O'Brien said the whole church — not just religious congregations — should be sharing in this work of environmental justice. To him, it's evangelization, an opportunity to engage and work with the local community, especially the young, Hispanic and majority Black population of the city, including the environmental activists and Cristo Rey students in attendance.
"We all need to be Laudato Si' parishes," said Snow. "I don't consider this teaching to be optional. It's part of the magisterium. ... Caring for creation is not just something we do, it's who we are."
He urged the Detroit Archdiocese and all its parishes to go through what he calls a Laudato Si' conversion process. Snow described Laudato Si' as the "heartbeat" of the Gesu community, where for years parishioners have organized a Green Team that helped the parish move toward installing sustainable gardens, solar panels and bio wells. He hopes the parish will be a zero-waste parish by 2025.
Gillis agreed with the pastor, saying Laudato Si' is "a great impetus.

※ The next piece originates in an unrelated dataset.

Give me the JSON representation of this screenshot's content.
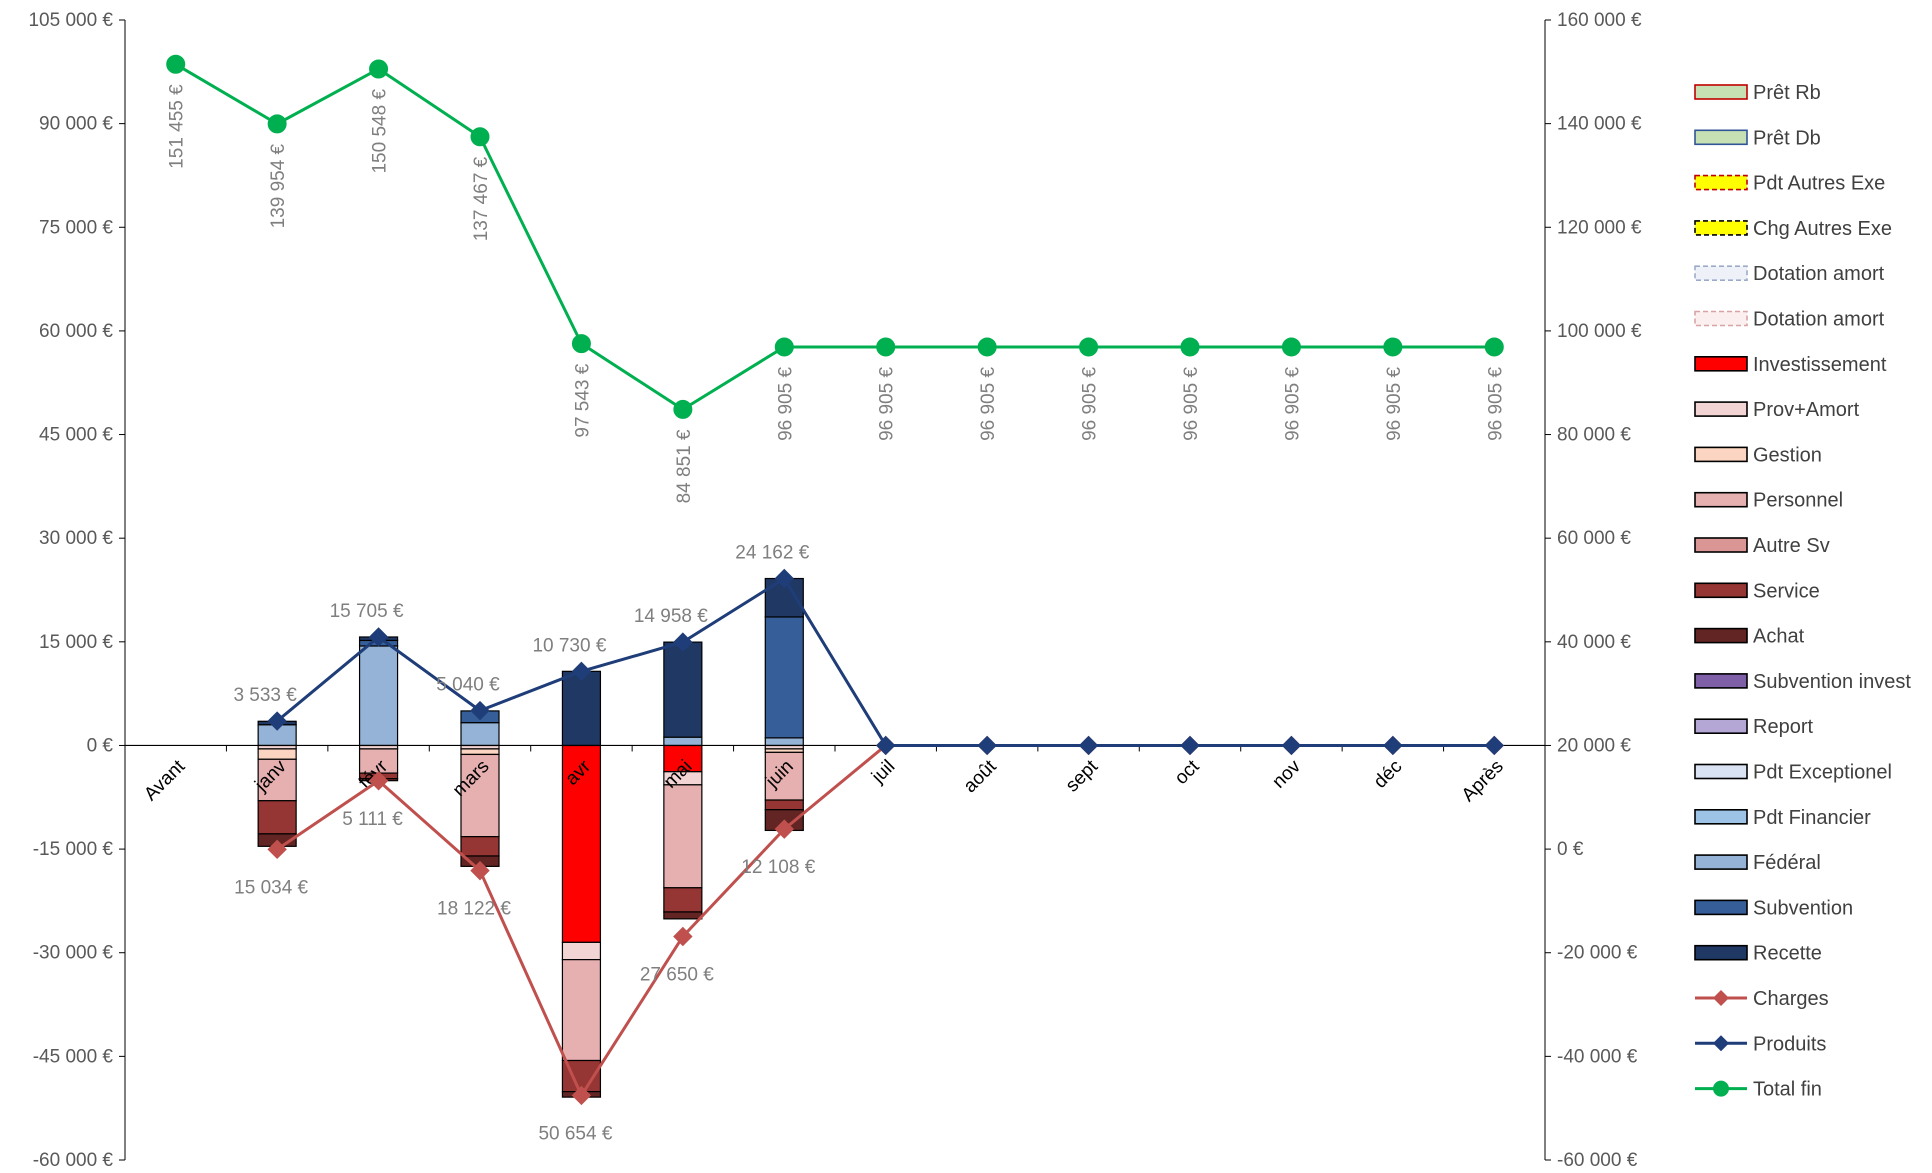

It's a beautiful document" and "part of Catholic social teaching, but unfortunately, we're not hearing about it as much in parishes as we need to."
She said that's part of what calls her to help facilitate these kinds of events. "The church in every generation has to figure out how to apply the Gospel to the signs of the times," she said. "People say, 'Oh, you're accommodating to the culture.' No. Jesus met people where they were at, and we need to do that, too."
Also providing leadership for the event was St. Joseph Sr. Cathey DeSantis, a member of Sacred Heart Parish in Detroit. This was the second time in recent history Detroit-area religious congregations and Catholic leaders of In Solidarity held a public dialogue with a U.S. representative about environmental concerns.